Thursday, November 5, 2009

Can Nvidia's Wile E. Coyote Kill off IBM's Roadrunner

The Roadrunner is an IBM BladeCenter QS22 Cluster consisting of 12,960 IBM PowerXCell 8i processors and 6,480 AMD Opteron dual-core processors. In November 2008 the Roadrunner was clocked at 1.465 PFLOPS (that’s pretty damn fast for a tiny bird). In fact it’s so fast that it is currently the fastest super computer on the planet according to http://www.top500.org . But how long will that last?

Well according to my calculations it ain’t gonna be long. I recently evaluated IBMs BladeCenter QS22. I didn’t have a cluster containing 1,080 of them connected with high speed Infiniband switches like the Roadrunner does… I only had 1. I ran a Monte Carlo Option model on it and compared it to similar Option models running on both an AMD 2.8GHz Opteron (baseline) and an Nvidia Tesla C1060.

I choose a Monte Carlo model for European Options because it is a widely understood model that requires significant raw computational horse power. Additionally each of the technologies that I evaluated provided a tuned version of this model for their particular platform. By comparing model code that is tuned for the particular platform it should insure best possible runtime times for the model on each platform. I modified their tuned code slightly to insure that it was functionally equivalent across all platforms. For comparison purposes I timed how long it took to perform a valuation of a single option with 1,000,000 random paths. I also did not including any time spent in one time device initialization calls in the overall runtime of the valuation.

Before I tested the new platforms I established a CPU based baseline. The baseline test was run on dual core 2.8GHz AMD Opteron server with 8G of memory.
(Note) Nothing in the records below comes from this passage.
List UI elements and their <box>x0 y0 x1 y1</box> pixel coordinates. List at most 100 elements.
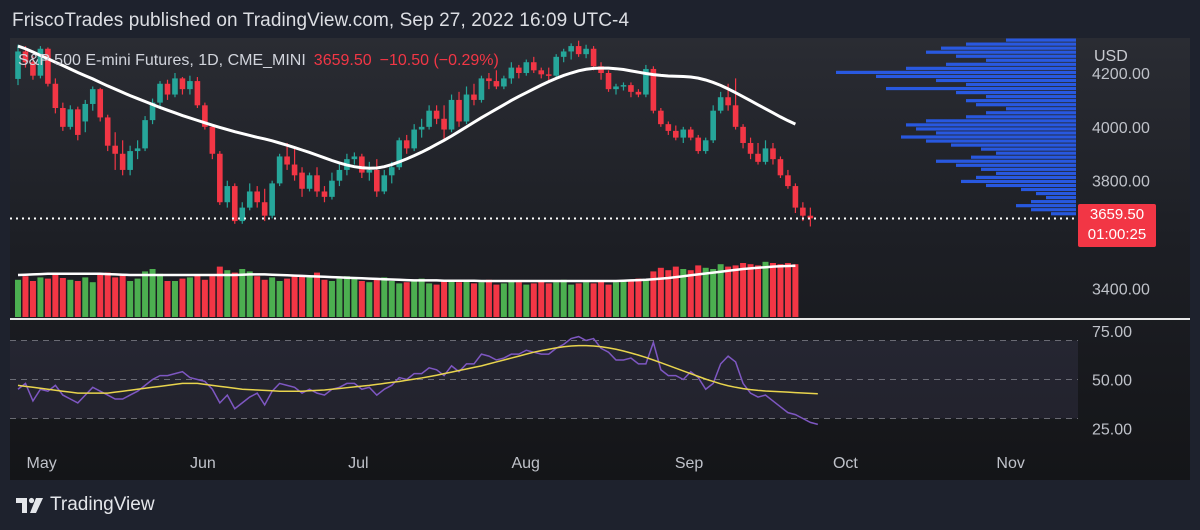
volume-profile-bar <box>1051 212 1076 216</box>
volume-profile-bar <box>961 179 1076 184</box>
candle-body <box>441 118 447 130</box>
volume-bar <box>784 263 791 317</box>
volume-profile-bar <box>951 143 1076 147</box>
volume-bar <box>67 279 74 317</box>
price-axis-currency[interactable]: USD <box>1094 48 1128 65</box>
volume-bar <box>403 282 410 317</box>
price-ma-line <box>17 44 797 170</box>
volume-bar <box>680 269 687 317</box>
candle-body <box>433 110 440 119</box>
volume-profile-bar <box>996 151 1076 155</box>
candle-body <box>777 159 784 176</box>
volume-bar <box>613 282 619 317</box>
volume-bar <box>314 272 320 317</box>
price-axis-tick: 3400.00 <box>1092 281 1150 298</box>
time-axis-label: May <box>27 455 57 472</box>
candle-body <box>306 175 313 189</box>
chart-frame[interactable]: 4200.00 4000.00 3800.00 3400.00 75.00 50.00 25… <box>10 38 1190 480</box>
volume-bar <box>358 281 365 317</box>
volume-profile-bar <box>906 123 1076 127</box>
volume-bar <box>89 282 96 317</box>
volume-profile-bar <box>1016 204 1076 208</box>
volume-bar <box>59 278 66 317</box>
volume-bar <box>642 279 649 317</box>
candle-body <box>702 140 709 152</box>
candle-body <box>15 51 21 79</box>
rsi-ma-line <box>17 344 818 395</box>
volume-bar <box>762 261 769 317</box>
volume-bar <box>194 275 201 317</box>
candle-body <box>336 169 343 181</box>
volume-bar <box>493 284 500 317</box>
candle-body <box>202 105 208 127</box>
candle-body <box>568 46 574 52</box>
candle-body <box>97 89 104 118</box>
volume-profile-bar <box>986 58 1076 62</box>
volume-bar <box>216 266 223 317</box>
candle-body <box>246 191 253 208</box>
chart-legend[interactable]: S&P 500 E-mini Futures, 1D, CME_MINI 3659… <box>18 52 499 70</box>
legend-last-price: 3659.50 <box>313 52 372 69</box>
legend-change: −10.50 (−0.29%) <box>379 52 499 69</box>
volume-profile-bar <box>976 175 1076 179</box>
candle-body <box>217 153 223 203</box>
candle-body <box>560 51 567 57</box>
candle-body <box>381 175 388 192</box>
candle-body <box>605 73 612 90</box>
volume-bar <box>553 282 560 317</box>
volume-bar <box>769 263 776 317</box>
volume-bar <box>328 281 335 317</box>
candle-body <box>388 167 395 176</box>
candle-body <box>127 151 133 170</box>
volume-profile-bar <box>966 82 1076 87</box>
legend-symbol: S&P 500 E-mini Futures, 1D, CME_MINI <box>18 52 306 69</box>
candle-body <box>366 169 373 173</box>
volume-profile-bar <box>926 139 1076 143</box>
rsi-axis-tick: 50.00 <box>1092 373 1132 390</box>
time-axis-label: Sep <box>675 455 704 472</box>
candle-body <box>545 74 552 76</box>
volume-bar <box>44 278 51 317</box>
volume-profile-bar <box>916 127 1076 131</box>
volume-bar <box>396 283 403 317</box>
time-axis-label: Nov <box>996 455 1024 472</box>
volume-bar <box>127 281 134 317</box>
tradingview-logo-icon <box>16 497 43 513</box>
volume-profile-bar <box>886 86 1076 91</box>
volume-bar <box>545 283 552 317</box>
volume-bar <box>149 269 156 317</box>
volume-bar <box>82 277 89 317</box>
volume-profile-bar <box>926 119 1076 123</box>
volume-bar <box>261 279 268 317</box>
volume-bar <box>463 281 470 317</box>
volume-bar <box>792 264 799 317</box>
volume-bar <box>411 281 418 317</box>
volume-bar <box>418 278 425 317</box>
candle-body <box>530 62 537 71</box>
volume-bar <box>22 276 29 317</box>
candle-body <box>104 117 111 146</box>
volume-bar <box>702 267 709 317</box>
price-axis-tick: 3800.00 <box>1092 174 1150 191</box>
volume-bar <box>627 279 634 317</box>
volume-profile-bar <box>1031 208 1076 212</box>
volume-bar <box>388 281 395 317</box>
volume-bar <box>650 271 657 317</box>
candle-body <box>673 130 679 138</box>
volume-bar <box>635 278 642 317</box>
volume-bar <box>665 270 672 317</box>
candle-body <box>523 62 530 73</box>
volume-bar <box>508 281 515 317</box>
footer: TradingView <box>16 494 155 516</box>
candle-body <box>516 67 522 73</box>
candle-body <box>67 109 74 127</box>
volume-bar <box>29 281 36 317</box>
volume-bar <box>710 269 717 317</box>
volume-bar <box>186 277 193 317</box>
candle-body <box>299 172 305 189</box>
chart-canvas[interactable]: 4200.00 4000.00 3800.00 3400.00 75.00 50.00 25… <box>10 38 1190 480</box>
candle-body <box>157 83 163 103</box>
volume-profile-bar <box>936 159 1076 163</box>
volume-profile-bar <box>876 74 1076 79</box>
candle-body <box>231 186 238 222</box>
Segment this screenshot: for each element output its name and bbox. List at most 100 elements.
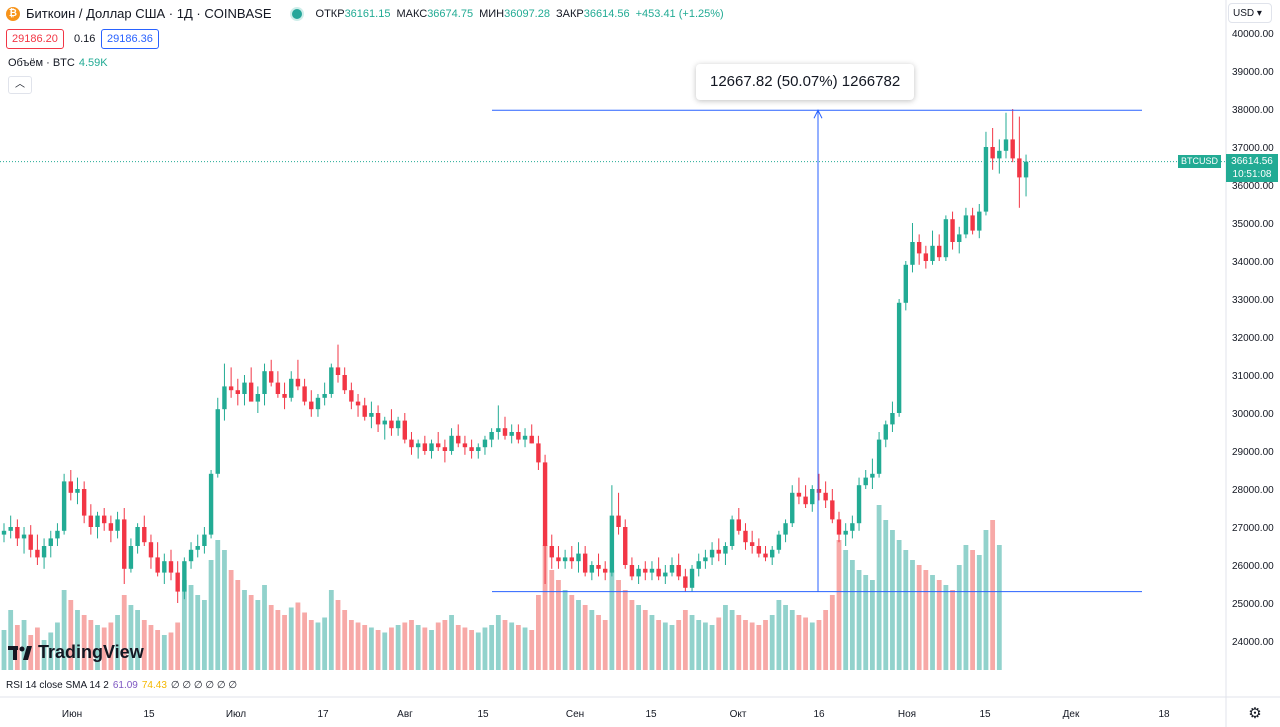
price-tick-label: 26000.00 — [1232, 561, 1274, 572]
open-label: ОТКР — [315, 7, 345, 20]
rsi-sma-value: 74.43 — [141, 680, 167, 691]
candle-body — [763, 553, 768, 558]
price-tick-label: 38000.00 — [1232, 105, 1274, 116]
candle-body — [943, 219, 949, 258]
candle-body — [162, 561, 167, 573]
volume-bar — [809, 622, 815, 670]
candle-body — [182, 561, 187, 592]
candle-body — [916, 242, 922, 254]
volume-bar — [756, 625, 762, 670]
volume-bar — [295, 602, 301, 670]
market-status-dot-icon[interactable] — [289, 6, 304, 21]
volume-bar — [783, 605, 788, 670]
candle-body — [582, 553, 588, 573]
candle-body — [422, 443, 428, 451]
volume-bar — [763, 620, 768, 670]
volume-bar — [823, 610, 829, 670]
volume-bar — [636, 605, 641, 670]
candle-body — [983, 147, 989, 212]
high-label: МАКС — [396, 7, 428, 20]
volume-bar — [208, 560, 214, 670]
candle-body — [723, 546, 728, 554]
volume-bar — [8, 610, 14, 670]
volume-bar — [569, 595, 575, 670]
candle-body — [629, 565, 635, 577]
candle-body — [836, 519, 842, 535]
candle-body — [68, 481, 73, 493]
candle-body — [1, 530, 7, 535]
rsi-legend[interactable]: RSI 14 close SMA 14 2 61.09 74.43 ∅ ∅ ∅ ∅ ∅… — [6, 680, 237, 691]
candle-body — [636, 568, 641, 577]
candle-body — [369, 413, 374, 417]
volume-bar — [369, 627, 374, 670]
volume-bar — [315, 622, 321, 670]
candle-body — [756, 546, 762, 554]
volume-bar — [128, 605, 134, 670]
volume-bar — [322, 617, 328, 670]
candle-body — [516, 432, 521, 440]
spread-value: 0.16 — [74, 33, 96, 45]
candle-body — [896, 302, 902, 413]
volume-bar — [609, 570, 615, 670]
candle-body — [770, 549, 775, 558]
sell-price-button[interactable]: 29186.20 — [6, 29, 64, 49]
candle-body — [663, 572, 668, 577]
volume-bar — [943, 585, 949, 670]
volume-bar — [95, 625, 100, 670]
volume-bar — [589, 610, 595, 670]
volume-bar — [515, 625, 521, 670]
volume-bar — [449, 615, 454, 670]
price-tick-label: 37000.00 — [1232, 143, 1274, 154]
currency-selector[interactable]: USD ▾ — [1228, 3, 1272, 23]
candle-body — [168, 561, 174, 573]
candle-body — [215, 409, 220, 474]
price-tick-label: 31000.00 — [1232, 371, 1274, 382]
candle-body — [449, 435, 454, 451]
time-tick-label: Авг — [397, 709, 413, 720]
volume-bar — [355, 622, 361, 670]
candle-body — [195, 546, 200, 550]
price-tick-label: 30000.00 — [1232, 409, 1274, 420]
candle-body — [75, 489, 80, 493]
volume-bar — [28, 635, 34, 670]
tradingview-logo[interactable]: TradingView — [8, 642, 144, 663]
volume-bar — [596, 615, 601, 670]
volume-legend[interactable]: Объём · BTC 4.59K — [8, 57, 108, 69]
volume-bar — [181, 580, 187, 670]
volume-bar — [622, 590, 628, 670]
candle-body — [389, 420, 394, 429]
candle-body — [542, 462, 548, 546]
volume-bar — [268, 605, 274, 670]
volume-bar — [522, 627, 528, 670]
volume-bar — [135, 610, 140, 670]
candle-body — [910, 242, 915, 265]
candle-body — [850, 523, 855, 531]
volume-bar — [676, 620, 682, 670]
candle-body — [41, 546, 47, 558]
volume-bar — [970, 550, 975, 670]
candle-body — [856, 485, 862, 524]
volume-bar — [849, 560, 855, 670]
buy-price-button[interactable]: 29186.36 — [101, 29, 159, 49]
settings-gear-icon[interactable]: ⚙ — [1248, 705, 1262, 722]
volume-bar — [716, 617, 722, 670]
candle-body — [322, 394, 327, 398]
candle-body — [970, 215, 975, 231]
candle-body — [997, 150, 1002, 159]
candle-body — [950, 219, 955, 242]
volume-bar — [616, 580, 621, 670]
candle-body — [342, 375, 347, 391]
candle-body — [142, 527, 147, 543]
symbol-title[interactable]: Биткоин / Доллар США · 1Д · COINBASE — [26, 6, 272, 21]
price-tick-label: 29000.00 — [1232, 447, 1274, 458]
candle-body — [696, 561, 701, 569]
close-label: ЗАКР — [555, 7, 584, 20]
candle-body — [676, 565, 681, 577]
volume-bar — [769, 615, 775, 670]
candle-body — [349, 390, 354, 402]
collapse-chevron-icon[interactable]: ︿ — [8, 76, 32, 94]
candle-body — [1023, 161, 1029, 178]
candle-body — [643, 568, 648, 573]
candle-body — [108, 523, 114, 531]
For purposes of comparison I will be comparing a single threaded CPU version of the model to the Cell and Tesla versions. The CPU version of the model took 1.1321 seconds to complete a single valuation. The model took 0.1260 seconds to run on the QS22 blade. On the Nvidia Tesla C1060 it took only 0.00187 seconds to run a single valuation.

The Tesla C1060 was 564X faster than the Opteron and 67 times faster than the Cell processor. Well to be fair the Monte Carlo algorithm is a data parallel algorithm which GPUs excel at. The Cell processor can also perform task based parallel algorithms where the GPU currently does not excel at tasked based parallel algorithms.

Why did I say currently in the last sentence? Because Nvidia is readying the release of their next generation chip codenamed Fermi. The Fermi chip will have double the number of processing cores that the chip on the C1060 does. It will also have 3 times the amount of shared memory. It also supports significantly faster atomic instructions that will enable the card to perform task based parallel algorithms significantly faster.

So why did IBM build a supercomputer out of something so blatantly inferior? My guess is that it was a last ditch effort to try and spotlight their QS22 as a viable product in the HPC marketplace before the GPU vendors take over that market segment. Did IBM succeed…? Nope!

Well they do currently occupy the top spot on the Top500 list but the folks at Oak Ridge National Laboratory have announced plans to build their next supercomputer based on clusters of Nvidia Fermi GPUs. They claim that their system will be 10X more powerful than IBMs Roadrunner. So there you have it… While IBMs Roadrunner is the top dog for now… it’s reign will be short lived.